The change will be effective from 1 January 2013, and Paul Hatfield, currently chief investment officer, is moving to New York to become president and head of Alcentra’s US operations.
As a result, the Alcentra Group is expected to have approximately $23 billion under management, split between its US and European businesses.
Curtis Arledge, chief executive officer of BNY Mellon Investment Management, said the aim is to deliver distinctive investment results and develop tailored product solutions for clients and consultants.
“Alcentra is positioned as one of the largest, most experienced global credit managers to identify opportunities for our clients. Additionally, at a time when our Standish team continues to excel at delivering multi-sector fixed income performance, we are further deepening their capabilities through this connection.

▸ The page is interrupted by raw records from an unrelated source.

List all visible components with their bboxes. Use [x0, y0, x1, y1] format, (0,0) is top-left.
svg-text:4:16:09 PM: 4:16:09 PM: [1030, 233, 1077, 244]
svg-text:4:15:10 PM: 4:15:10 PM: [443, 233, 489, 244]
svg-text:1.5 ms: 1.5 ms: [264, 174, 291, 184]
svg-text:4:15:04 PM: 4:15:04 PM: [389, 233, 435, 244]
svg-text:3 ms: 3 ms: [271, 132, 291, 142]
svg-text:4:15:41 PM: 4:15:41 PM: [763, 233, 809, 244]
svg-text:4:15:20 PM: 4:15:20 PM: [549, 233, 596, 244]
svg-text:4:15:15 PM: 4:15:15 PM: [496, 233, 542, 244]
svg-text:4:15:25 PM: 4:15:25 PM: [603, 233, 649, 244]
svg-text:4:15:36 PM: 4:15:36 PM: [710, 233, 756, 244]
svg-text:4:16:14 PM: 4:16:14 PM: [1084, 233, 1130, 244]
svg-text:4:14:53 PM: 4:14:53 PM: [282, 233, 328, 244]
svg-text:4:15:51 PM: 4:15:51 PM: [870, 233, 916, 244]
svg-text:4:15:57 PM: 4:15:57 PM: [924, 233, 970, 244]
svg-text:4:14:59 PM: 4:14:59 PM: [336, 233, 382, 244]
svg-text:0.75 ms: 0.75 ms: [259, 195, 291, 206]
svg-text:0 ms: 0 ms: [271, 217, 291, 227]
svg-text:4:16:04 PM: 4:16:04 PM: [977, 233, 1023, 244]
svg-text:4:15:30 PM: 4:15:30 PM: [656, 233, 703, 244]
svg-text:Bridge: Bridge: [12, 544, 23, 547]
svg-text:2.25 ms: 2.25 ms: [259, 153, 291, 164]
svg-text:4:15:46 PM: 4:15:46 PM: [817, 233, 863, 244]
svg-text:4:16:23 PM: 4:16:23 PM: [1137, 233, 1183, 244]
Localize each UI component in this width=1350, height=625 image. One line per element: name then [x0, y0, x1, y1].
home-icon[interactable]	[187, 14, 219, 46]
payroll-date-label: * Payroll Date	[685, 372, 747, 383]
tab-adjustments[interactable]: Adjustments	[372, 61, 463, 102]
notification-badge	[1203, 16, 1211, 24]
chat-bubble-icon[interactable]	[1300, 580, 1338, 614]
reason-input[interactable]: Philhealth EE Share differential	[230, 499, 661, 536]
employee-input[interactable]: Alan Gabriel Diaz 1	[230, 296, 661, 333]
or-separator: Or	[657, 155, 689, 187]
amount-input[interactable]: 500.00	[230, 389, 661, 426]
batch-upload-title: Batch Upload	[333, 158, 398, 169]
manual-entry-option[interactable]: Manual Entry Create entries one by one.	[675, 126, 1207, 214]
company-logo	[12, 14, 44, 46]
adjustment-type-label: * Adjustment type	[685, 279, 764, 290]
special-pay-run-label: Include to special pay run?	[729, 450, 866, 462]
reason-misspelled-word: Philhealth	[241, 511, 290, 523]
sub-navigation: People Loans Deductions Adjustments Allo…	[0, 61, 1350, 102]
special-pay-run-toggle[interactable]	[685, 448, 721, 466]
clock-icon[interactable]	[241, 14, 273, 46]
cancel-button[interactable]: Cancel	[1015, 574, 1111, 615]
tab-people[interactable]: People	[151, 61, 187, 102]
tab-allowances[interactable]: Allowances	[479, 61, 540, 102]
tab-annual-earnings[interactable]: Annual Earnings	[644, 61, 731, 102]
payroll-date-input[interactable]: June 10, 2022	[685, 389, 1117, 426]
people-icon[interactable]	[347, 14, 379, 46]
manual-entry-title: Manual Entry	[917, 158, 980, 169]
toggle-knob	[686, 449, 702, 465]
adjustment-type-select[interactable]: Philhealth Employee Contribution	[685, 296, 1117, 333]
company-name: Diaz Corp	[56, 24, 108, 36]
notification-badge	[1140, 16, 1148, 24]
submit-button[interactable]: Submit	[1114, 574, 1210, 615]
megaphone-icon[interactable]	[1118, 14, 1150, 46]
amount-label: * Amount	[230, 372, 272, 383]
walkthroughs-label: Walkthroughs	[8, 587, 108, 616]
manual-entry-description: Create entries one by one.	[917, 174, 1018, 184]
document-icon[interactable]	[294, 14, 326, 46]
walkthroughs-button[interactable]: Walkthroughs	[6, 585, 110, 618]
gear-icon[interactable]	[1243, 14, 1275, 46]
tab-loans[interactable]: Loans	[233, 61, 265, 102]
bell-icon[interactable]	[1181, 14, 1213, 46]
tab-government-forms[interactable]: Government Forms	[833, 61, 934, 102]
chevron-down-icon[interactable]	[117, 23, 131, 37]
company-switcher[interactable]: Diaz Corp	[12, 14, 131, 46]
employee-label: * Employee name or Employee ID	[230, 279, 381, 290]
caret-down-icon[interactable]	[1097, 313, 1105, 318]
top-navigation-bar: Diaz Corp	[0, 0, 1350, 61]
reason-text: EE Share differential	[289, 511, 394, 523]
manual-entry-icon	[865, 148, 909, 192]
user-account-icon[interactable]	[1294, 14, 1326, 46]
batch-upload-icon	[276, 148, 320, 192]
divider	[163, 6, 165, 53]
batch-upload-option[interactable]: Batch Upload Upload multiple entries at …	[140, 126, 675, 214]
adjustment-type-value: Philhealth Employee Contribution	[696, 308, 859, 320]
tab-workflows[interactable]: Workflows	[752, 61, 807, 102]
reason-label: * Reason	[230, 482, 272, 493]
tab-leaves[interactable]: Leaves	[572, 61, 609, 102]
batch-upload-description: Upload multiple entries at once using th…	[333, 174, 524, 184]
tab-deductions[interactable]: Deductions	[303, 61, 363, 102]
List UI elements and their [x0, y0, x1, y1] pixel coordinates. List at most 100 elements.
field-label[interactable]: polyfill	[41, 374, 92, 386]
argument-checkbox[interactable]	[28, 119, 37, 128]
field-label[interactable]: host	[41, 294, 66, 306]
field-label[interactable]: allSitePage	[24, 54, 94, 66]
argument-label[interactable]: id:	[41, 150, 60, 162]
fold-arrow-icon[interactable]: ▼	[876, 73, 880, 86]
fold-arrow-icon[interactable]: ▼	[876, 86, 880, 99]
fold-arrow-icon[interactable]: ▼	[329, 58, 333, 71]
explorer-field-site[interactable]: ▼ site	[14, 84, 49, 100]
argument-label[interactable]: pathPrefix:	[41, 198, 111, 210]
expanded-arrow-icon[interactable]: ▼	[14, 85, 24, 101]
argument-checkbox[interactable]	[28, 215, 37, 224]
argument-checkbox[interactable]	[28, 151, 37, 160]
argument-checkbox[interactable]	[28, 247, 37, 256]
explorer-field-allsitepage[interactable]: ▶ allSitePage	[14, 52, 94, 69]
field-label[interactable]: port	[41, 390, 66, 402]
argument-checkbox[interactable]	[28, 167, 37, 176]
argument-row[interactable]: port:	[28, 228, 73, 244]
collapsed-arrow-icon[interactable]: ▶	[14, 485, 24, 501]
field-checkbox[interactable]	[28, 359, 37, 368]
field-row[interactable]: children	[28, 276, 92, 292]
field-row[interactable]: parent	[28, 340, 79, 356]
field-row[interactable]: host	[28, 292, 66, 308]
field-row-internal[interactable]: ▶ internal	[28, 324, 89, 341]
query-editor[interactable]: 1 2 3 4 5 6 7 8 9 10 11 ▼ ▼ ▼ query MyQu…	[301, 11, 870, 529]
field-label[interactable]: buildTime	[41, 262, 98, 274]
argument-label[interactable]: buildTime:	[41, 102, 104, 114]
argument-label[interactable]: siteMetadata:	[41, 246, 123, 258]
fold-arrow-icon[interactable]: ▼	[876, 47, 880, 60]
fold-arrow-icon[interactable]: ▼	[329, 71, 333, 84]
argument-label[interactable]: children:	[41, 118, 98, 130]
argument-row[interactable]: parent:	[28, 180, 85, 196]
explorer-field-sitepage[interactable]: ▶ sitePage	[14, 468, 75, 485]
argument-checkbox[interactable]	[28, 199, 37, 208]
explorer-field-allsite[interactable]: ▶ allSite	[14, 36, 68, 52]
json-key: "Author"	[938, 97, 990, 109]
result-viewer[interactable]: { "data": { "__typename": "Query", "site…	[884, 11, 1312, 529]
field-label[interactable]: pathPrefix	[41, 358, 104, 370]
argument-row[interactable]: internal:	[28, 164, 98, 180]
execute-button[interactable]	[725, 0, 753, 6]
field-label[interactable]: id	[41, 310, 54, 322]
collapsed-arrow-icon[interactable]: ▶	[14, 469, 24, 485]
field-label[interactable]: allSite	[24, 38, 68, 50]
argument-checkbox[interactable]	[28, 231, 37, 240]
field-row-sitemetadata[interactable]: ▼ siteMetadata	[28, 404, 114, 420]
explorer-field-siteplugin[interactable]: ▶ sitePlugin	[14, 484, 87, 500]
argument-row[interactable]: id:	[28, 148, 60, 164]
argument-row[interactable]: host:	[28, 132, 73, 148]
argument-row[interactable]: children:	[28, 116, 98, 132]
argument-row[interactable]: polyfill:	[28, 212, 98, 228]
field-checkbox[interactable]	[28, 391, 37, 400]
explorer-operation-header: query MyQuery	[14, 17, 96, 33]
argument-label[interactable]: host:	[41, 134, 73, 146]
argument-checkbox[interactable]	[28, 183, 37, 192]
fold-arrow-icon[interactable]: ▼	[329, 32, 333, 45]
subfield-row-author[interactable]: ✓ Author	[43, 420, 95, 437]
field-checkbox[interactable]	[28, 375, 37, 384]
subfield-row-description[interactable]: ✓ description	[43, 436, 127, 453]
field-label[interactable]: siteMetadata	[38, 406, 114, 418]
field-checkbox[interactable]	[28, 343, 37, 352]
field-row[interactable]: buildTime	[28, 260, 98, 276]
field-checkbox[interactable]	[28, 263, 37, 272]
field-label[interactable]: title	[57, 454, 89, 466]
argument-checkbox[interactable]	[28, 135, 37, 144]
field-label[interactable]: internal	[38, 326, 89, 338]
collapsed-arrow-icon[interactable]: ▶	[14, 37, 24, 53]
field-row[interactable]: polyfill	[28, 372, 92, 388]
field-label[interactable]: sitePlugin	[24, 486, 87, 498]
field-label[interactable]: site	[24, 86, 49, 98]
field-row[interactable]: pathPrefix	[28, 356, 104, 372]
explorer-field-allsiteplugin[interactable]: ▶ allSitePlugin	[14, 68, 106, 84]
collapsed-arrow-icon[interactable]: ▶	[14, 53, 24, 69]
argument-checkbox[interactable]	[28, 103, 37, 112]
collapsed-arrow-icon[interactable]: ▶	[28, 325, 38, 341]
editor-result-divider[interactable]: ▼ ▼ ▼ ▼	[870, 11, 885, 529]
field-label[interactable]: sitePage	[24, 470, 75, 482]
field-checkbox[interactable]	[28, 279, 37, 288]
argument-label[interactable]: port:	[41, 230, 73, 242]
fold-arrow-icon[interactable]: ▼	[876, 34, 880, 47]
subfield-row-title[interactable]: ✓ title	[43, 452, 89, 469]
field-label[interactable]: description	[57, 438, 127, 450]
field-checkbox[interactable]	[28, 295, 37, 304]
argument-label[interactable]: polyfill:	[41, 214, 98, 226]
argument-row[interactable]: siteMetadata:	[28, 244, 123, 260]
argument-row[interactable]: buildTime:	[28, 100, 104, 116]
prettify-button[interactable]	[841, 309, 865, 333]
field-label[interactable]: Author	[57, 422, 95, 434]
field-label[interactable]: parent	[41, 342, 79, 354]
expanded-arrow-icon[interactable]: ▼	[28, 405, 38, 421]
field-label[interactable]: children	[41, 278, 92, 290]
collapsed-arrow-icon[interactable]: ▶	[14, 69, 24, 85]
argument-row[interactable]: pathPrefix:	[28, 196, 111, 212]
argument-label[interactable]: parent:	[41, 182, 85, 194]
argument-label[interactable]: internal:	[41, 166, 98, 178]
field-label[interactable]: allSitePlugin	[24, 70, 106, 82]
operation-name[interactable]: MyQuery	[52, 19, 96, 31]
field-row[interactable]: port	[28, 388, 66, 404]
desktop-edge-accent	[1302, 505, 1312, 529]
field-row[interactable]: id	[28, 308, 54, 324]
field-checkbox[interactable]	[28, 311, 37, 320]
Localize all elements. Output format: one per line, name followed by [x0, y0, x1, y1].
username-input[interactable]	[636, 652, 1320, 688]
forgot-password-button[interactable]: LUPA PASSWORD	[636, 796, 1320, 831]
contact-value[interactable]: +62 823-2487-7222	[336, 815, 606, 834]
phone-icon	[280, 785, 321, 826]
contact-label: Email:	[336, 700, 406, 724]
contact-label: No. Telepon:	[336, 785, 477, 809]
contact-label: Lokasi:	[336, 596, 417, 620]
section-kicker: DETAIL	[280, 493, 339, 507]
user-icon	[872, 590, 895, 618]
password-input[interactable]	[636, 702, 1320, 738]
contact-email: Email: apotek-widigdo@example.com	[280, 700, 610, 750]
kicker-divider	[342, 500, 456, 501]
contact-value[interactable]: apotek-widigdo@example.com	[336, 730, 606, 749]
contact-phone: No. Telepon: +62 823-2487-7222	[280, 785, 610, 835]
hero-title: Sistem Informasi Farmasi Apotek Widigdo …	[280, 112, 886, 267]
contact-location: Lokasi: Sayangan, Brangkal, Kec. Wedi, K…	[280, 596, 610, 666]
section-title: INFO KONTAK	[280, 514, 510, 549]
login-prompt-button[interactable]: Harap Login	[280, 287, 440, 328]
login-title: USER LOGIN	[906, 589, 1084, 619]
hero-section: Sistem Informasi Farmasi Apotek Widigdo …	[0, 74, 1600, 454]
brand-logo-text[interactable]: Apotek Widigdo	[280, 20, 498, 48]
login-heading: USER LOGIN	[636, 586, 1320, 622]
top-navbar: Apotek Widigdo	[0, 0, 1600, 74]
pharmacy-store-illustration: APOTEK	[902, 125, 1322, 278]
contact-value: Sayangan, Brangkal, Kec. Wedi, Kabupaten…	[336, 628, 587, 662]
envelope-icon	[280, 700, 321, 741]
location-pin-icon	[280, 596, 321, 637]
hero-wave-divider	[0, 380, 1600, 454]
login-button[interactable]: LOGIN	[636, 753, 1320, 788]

Together, these firms position us well to respond to evolving client demand,” he added.
David Forbes-Nixon, chairman and chief executive officer of Alcentra said that they firm has seen an increasing number of requests from sophisticated investors for mixed mandates with the flexibility to invest in both loans and bonds in one fund, adding that the change will “significantly enhance” Alcentra’s already strong high yield franchise to take it to the next level.
Standish will continue to leverage the high yield team for its Multi-sector mandates through dual officer arrangements and seek to leverage Alcentra’s bank loan capabilities for its Multi-sector and opportunistic clients.
Des Mac Intyre, Standish’s chairman and chief executive officer commented: “The creation of a deeper bench in sub-investment grade and distressed credit positions us well to respond to market opportunities. At the same time, the way we have structured this arrangement means that our existing clients will continue to benefit from our broad capabilities across both organizations”.